11/15/2024 | Press release | Distributed by Public on 11/15/2024 10:14
Over 25 percent of adults in the U.S. suffer from seasonal allergies, but scientists have struggled to track allergy trends because cases don't always require medical care. Some allergy sufferers venture online to post about their itchy eyes, runny noses, and sneezing on social media or to search for remedies. Now, CU Boulder scientists are harnessing information from online activity to track allergy intensity across the U.S. The work, published recently in PNAS Nexus, reveals important regional patterns, including an allergy "hotspot" in the Southeastern U.S. and a winter allergy season in Colorado, Texas, and Florida.
"There isn't a good metric for measuring the intensity of seasonal allergies," said Elías Stallard-Olivera, a PhD student in Ecology and Evolutionary Biology at CU Boulder and lead author of the paper. "Traditional allergy prediction methods, like pollen counts, often fall short, making it essential to develop more reliable ways of identifying and tracking allergen sources."

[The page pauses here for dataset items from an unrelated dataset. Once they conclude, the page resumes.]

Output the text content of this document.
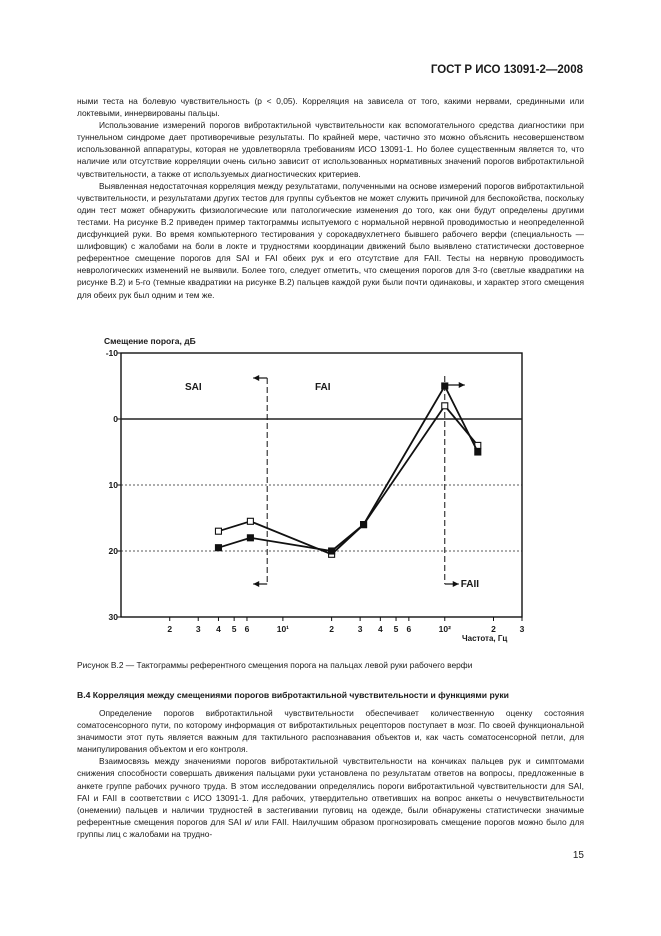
ГОСТ Р ИСО 13091-2—2008

ными теста на болевую чувствительность (p < 0,05). Корреляция на зависела от того, какими нервами, срединными или локтевыми, иннервированы пальцы.

Использование измерений порогов вибротактильной чувствительности как вспомогательного средства диагностики при туннельном синдроме дает противоречивые результаты. По крайней мере, частично это можно объяснить несовершенством использованной аппаратуры, которая не удовлетворяла требованиям ИСО 13091-1. Но более существенным является то, что наличие или отсутствие корреляции очень сильно зависит от использованных нормативных значений порогов вибротактильной чувствительности, а также от используемых диагностических критериев.

Выявленная недостаточная корреляция между результатами, полученными на основе измерений порогов вибротактильной чувствительности, и результатами других тестов для группы субъектов не может служить причиной для беспокойства, поскольку один тест может обнаружить физиологические или патологические изменения до того, как они будут определены другими тестами. На рисунке B.2 приведен пример тактограммы испытуемого с нормальной нервной проводимостью и неопределенной дисфункцией руки. Во время компьютерного тестирования у сорокадвухлетнего бывшего рабочего верфи (специальность — шлифовщик) с жалобами на боли в локте и трудностями координации движений было выявлено статистически достоверное референтное смещение порогов для SAI и FAI обеих рук и его отсутствие для FAII. Тесты на нервную проводимость неврологических изменений не выявили. Более того, следует отметить, что смещения порогов для 3-го (светлые квадратики на рисунке B.2) и 5-го (темные квадратики на рисунке B.2) пальцев каждой руки были почти одинаковы, и характер этого смещения для обеих рук был одним и тем же.

Смещение порога, дБ
Частота, Гц
-10
0
10
20
30
2	3 4 5 6	10¹	2	3 4 5 6	10²	2	3
SAI	FAI
FAII
Рисунок B.2 — Тактограммы референтного смещения порога на пальцах левой руки рабочего верфи
B.4 Корреляция между смещениями порогов вибротактильной чувствительности и функциями руки

Определение порогов вибротактильной чувствительности обеспечивает количественную оценку состояния соматосенсорного пути, по которому информация от вибротактильных рецепторов поступает в мозг. По своей функциональной значимости этот путь является важным для тактильного распознавания объектов и, как часть соматосенсорной петли, для манипулирования объектом и его контроля.

Взаимосвязь между значениями порогов вибротактильной чувствительности на кончиках пальцев рук и симптомами снижения способности совершать движения пальцами руки установлена по результатам ответов на вопросы, предложенные в анкете группе рабочих ручного труда. В этом исследовании определялись пороги вибротактильной чувствительности для SAI, FAI и FAII в соответствии с ИСО 13091-1. Для рабочих, утвердительно ответивших на вопрос анкеты о нечувствительности (онемении) пальцев и наличии трудностей в застегивании пуговиц на одежде, были обнаружены статистически значимые референтные смещения порогов для SAI и/ или FAII. Наилучшим образом прогнозировать смещение порогов можно было для группы лиц с жалобами на трудно-

15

Stallard-Olivera and Noah Fierer, CIRES fellow and CU Boulder professor of Ecology and Evolutionary Biology, decided to explore readily available data online. They used machine learning to identify and extract counts of allergy-related social media posts on X, formerly known as Twitter, between 2016 and 2022. They then grouped the data by county.
Using online activity to track health trends is not new, but in recent years, scientists have raised concerns about the accuracy of the approach, including in Google's flu tracker. To validate their dataset, the team added an extra step - they used a statistical technique called "cointegration" to compare the occurrence of allergy-related social media posts to Google search frequency and hospital records from California.
Economists use cointegration to track the relationship between more than two things or variables over time. Variables are "cointegrated" when they exhibit the same patterns; for example, when the price of cacao beans rises, the price of chocolate also tends to increase. The study is one of the first to apply the statistical technique to online activity.
The team found a strong cointegration between the allergy-related online data and hospital records, which meant they could use their social media dataset as a "proxy" for seasonal allergy intensity.
Stallard-Olivera and Fierer calculated Z-scores, a measure of how far away a data point is from the average, for U.S. counties with populations greater than 500,000. Counties with higher, more positive Z-scores represent areas with more intense seasonal allergies, while counties with lower, more negative Z-scores represent areas with less intense seasonal allergies. They then used the Z-scores to build annual and monthly maps of seasonal allergy intensity.
Their results show that seasonal allergies are most severe in the Southeastern U.S. and least severe in Florida and Southern California. The team also discovered stark differences between regions within California; for example, allergies in the Central Valley are much more intense than elsewhere in the state.